Irving se discute en dos extremos; bueno, él no, su pintura. Advierto dos líneas inequívocas que marcan su narrativa. Una de ellas sombría y gris que maneja los recursos de una opacidad aplastante con tanta gracia y virtuosismo que genera envidia; la otra, sin embargo, de una vibración luminosa y hasta crepuscular que recuerda las pinturas de Vincent van Gogh, los recursos de las nuevas fieras y de lo mejor del color y de la luz en el trágico destino de la pintura occidental. Él insiste en que son “perros de pelea”; yo reitero la idea de que son gestos estéticos y transgresores que defienden el valor de la pintura donde muchos “escupen babas” sobre un lienzo en blanco. Sin ir más lejos, hoy, en Post-it 12, he tenido la mala suerte de ver obras mediocres hasta el empacho de mi hígado y hasta el rendimiento de mis fuerzas interpretativas, que, demás está decir, pueden ser feroces cuando quiero y tengo ganas.
Llevo meses en la isla observando, visitando exposiciones, visitando talleres de artistas. Y he asistido, como crítico avisado, al advenimiento del reino del epígono: el arte cubano contemporáneo es casi, y si me apuran, un auténtico fraude en toda regla. Visito exposiciones para “descubrir” las voces de los otros, de los que se fueron o de los que ya no están. Nombres de los ochentas y de los noventas (no los voy a mencionar porque el analfabetismo ajeno no es mi responsabilidad) habitan “al descaro” en muchas de las exposiciones que, por cortesía, visito. El arte cubano contemporáneo, y siento haber sido cómplice de ello, es un refrito, una prueba de lo que ya fue: un postureo exhibicionista de poéticas que mucho antes certificaron un nombre y una voz. Qué está pasando, dónde está la mirada curatorial auténtica, esa que debe discernir y ponderar, esa que debe advertir y legitimar, esa que debe decantar y rechazar, esa que debe –porque le toca– decir no. Existe una gravedad: la gravedad del chiste y del talón. Tendría que decir, como Miran Hernández, “que peligroso es tu amor para mí, que dulce y amargo…”
Todo lo anterior para decir, y a sabiendas de las críticas que caerán –hay coraza suficiente para ello– que Irving tiene sello, tiene logros, tiene virtud, tiene voz: él es poética. Su mundo se puebla de animales raros que son reflejo de lo que somos, de lo que aspiramos a negar o de lo que buscamos reafirmar. Esa singular conexión entre lo visible y lo oculto, entre lo que se sospecha y lo que hace evidente, terminan por cerrar el ciclo de una pintura atravesada por una profunda espiritualidad. Ojalá y sus pinturas sean de las pocas evidencias que queden cuando todo haya desaparecido.
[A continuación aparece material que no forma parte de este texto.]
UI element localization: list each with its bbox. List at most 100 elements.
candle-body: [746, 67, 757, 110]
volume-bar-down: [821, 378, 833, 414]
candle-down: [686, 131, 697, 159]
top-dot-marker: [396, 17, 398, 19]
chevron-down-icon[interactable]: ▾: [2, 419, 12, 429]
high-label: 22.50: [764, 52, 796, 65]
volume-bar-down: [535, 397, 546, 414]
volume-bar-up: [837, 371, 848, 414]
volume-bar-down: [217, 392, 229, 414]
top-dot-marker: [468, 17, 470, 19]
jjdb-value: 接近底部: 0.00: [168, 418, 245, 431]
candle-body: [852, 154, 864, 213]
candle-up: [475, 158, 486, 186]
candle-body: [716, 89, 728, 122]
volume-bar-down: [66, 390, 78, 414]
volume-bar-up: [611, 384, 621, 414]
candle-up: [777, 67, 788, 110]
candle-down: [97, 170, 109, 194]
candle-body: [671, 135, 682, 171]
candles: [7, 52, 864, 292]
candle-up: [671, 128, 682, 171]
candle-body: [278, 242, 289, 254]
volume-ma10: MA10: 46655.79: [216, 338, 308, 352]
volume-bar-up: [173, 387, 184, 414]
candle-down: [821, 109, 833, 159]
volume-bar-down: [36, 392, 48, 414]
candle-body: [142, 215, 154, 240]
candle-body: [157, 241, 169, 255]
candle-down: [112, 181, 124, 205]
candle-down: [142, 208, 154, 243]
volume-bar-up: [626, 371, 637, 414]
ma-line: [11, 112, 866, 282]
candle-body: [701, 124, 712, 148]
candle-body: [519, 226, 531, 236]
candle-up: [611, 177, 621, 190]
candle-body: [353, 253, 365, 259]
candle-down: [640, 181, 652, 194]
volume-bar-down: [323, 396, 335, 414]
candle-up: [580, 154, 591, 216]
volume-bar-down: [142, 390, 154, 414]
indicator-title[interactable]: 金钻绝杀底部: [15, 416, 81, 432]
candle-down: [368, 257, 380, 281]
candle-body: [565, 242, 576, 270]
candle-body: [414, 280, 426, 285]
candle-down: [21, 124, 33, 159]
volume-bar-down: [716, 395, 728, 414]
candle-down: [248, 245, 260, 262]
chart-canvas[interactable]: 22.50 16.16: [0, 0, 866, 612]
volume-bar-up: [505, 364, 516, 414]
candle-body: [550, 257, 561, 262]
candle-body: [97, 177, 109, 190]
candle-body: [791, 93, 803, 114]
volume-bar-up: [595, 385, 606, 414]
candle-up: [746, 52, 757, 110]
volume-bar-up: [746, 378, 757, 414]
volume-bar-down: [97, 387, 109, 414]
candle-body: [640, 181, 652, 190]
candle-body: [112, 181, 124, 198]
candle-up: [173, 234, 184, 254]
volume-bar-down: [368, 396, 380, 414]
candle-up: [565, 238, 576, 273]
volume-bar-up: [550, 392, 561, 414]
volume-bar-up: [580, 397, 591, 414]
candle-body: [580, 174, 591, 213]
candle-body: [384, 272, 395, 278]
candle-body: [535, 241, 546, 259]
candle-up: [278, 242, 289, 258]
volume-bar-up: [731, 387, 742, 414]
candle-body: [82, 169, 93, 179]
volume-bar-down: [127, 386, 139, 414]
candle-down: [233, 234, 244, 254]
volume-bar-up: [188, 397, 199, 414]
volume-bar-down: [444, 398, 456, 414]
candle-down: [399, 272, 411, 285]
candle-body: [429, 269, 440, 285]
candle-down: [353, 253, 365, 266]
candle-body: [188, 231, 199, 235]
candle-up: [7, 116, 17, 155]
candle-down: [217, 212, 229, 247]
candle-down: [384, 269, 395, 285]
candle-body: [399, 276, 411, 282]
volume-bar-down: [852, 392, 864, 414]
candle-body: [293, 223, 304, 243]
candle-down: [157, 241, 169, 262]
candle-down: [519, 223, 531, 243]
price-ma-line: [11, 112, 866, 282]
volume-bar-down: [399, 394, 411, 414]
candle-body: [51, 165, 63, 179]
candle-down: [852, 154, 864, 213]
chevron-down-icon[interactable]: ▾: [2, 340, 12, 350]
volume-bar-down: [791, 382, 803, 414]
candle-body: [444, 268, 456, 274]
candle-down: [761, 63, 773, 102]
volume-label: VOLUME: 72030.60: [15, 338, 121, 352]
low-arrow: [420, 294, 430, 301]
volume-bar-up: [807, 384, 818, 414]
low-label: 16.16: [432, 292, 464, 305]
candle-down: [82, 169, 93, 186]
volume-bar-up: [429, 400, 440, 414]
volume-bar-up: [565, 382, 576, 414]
Entre ambos, José Luis Silva e Irving Rodríguez, se teje un mapa de insinuaciones y de revanchas concertadas, se precisa de un territorio sinuoso y se gestionan unos indicios que, por sí solos, dan pie al entendimiento puntual (que no global) del fenómeno pictórico que se ejecuta en La Habana. Con todo, cabría hacer otros análisis y enfatizar en otras lecturas que desatendiéndose de lo doméstico nos permitan arribar a muy otras aseveraciones y a muy otros diagnósticos. Antes dije que la provocación me fascina, pero en verdad me domina.